Demokrasi dalam Krisis
JENDELAKITA.MY.ID - Bung
Hatta dalam bukunya Demokrasi Kita, khusus bicara masalah Krisis Demokrasi,
mengawali suatu pernyataan orang banyak bahwa ..... Demokrasi lenyap dari
Indonesia.
Pendapat ini beliau bantah bahwa pendapat semacam itu tidak
benar. Itu suatu pendapat yang diperoleh dari penglihatan sepintas lalu saja
tanpa proses politik yang berlaku di Indonesia sejak beberapa tahun terakhir.
Selanjutnya beliau memberikan pandangan bahwa .....
Demokrasi bisa terlindas sementara karena kesalahan sendiri, tetapi setelah ia
mengalami cobaan pahit, ia akan muncul kembali dengan penuh keinsyafan.
(Mohammad Hatta, 2014).
Demokrasi yang kita inginkan sering akan menjadi anarkhi,
lambat laun akan menjadi diktator.
Demokrasi dapat berjalan baik apabila ada rasa tanggung
jawab dan toleransi pada pemimpin pemimpin politik. Inilah yang kurang pada
pemimpin pemimpin partai politik.
Semangat yang ultra-demokrasi yang merajalela di dalam dada
pemimpin pemimpin partai, mengubah sistem pemerintahan dari presidensiil yang
tertanam dalam undang-undang dasar 1945 menjadi kabinet parlementer.
Sistem kabinet parlementer seperti yang berlaku di Eropa
Barat, di mana Pemerintah bertanggung jawab kepada Parlemen, orang anggap lebih
demokratis dari pada sistem pemerintahan presidensil.

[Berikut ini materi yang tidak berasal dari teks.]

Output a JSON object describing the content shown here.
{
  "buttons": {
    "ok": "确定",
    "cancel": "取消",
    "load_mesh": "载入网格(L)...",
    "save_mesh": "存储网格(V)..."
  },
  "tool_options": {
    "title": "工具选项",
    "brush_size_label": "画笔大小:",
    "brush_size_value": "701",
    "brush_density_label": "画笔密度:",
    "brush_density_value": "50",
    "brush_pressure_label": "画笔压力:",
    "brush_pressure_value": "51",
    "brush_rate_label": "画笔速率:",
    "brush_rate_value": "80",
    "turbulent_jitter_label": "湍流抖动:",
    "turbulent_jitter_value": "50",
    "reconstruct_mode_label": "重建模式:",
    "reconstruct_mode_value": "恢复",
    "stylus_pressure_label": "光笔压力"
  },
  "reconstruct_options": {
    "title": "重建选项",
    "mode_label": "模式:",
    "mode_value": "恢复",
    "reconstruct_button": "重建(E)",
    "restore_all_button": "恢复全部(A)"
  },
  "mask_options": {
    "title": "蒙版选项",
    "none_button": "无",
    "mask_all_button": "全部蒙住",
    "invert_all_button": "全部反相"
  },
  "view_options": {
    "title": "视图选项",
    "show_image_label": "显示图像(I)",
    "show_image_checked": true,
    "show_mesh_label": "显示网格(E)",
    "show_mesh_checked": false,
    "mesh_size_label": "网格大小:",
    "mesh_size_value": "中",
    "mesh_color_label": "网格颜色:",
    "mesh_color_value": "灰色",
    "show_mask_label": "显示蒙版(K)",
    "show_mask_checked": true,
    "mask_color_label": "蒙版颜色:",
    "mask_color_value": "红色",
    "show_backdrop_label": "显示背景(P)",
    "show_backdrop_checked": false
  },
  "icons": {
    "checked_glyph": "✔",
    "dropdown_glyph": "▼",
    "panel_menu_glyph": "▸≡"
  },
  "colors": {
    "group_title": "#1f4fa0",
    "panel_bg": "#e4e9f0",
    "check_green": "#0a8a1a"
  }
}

Di masa Republik Indonesia yang pertama itu telah dicoba
mengubah sistem pemerintahan presidensil menjadi sistem kabinet parlementer
yang dipimpin oleh seorang perdana menteri, yang bertanggung jawab kepada Badan
Pekerja Komite Nasional Indonesia Pusat.
Alasannya supaya presiden dan wakil presiden dilindungi oleh
kabinet yang bertanggung jawab politik, yang setiap saat dapat diganti kalau
perlu.
Tetapi dalam prakteknya ternyata, bukan kabinet yang
melindungi presiden dan wakil presiden, memagari mereka dengan tanggungjawab
melainkan sebaliknya.
Di mana Presiden dan Wakil Presiden harus bertindak dengan
menggunakan kewibawaan nya untuk melindungi kabinet dari kecaman dan serangan
rakyat yang tidak puas.
Cerita di atas adalah sejarah masa lalu di awal awal
kemerdekaan yang tentu belum banyak pengalaman bagi kita menjalankan roda
pemerintahan.
Tapi di negeri negeri yang sudah lama menjalankan roda
pemerintahan, jika masih terdapat perbuatan perbuatan menyalahgunakan
kekuasaan: bagi beberapa golongan, menjadi partai pemerintah berarti "membagi
Rizki".
Golongan sendiri diutamakan, masyarakat dilupakan. Padahal
dalam periode periode tertentu hak suara masyarakat mereka perebutkan dengan
segala cara baik legal atau tidak legal.
Seorang menteri mendapatkan tugas partai (malah ada ketua
partai politik yang mengatakan bahwa mereka adalah petugas partai) untuk
melakukan tindakan tindakan yang memberikan keuntungan bagi partai nya.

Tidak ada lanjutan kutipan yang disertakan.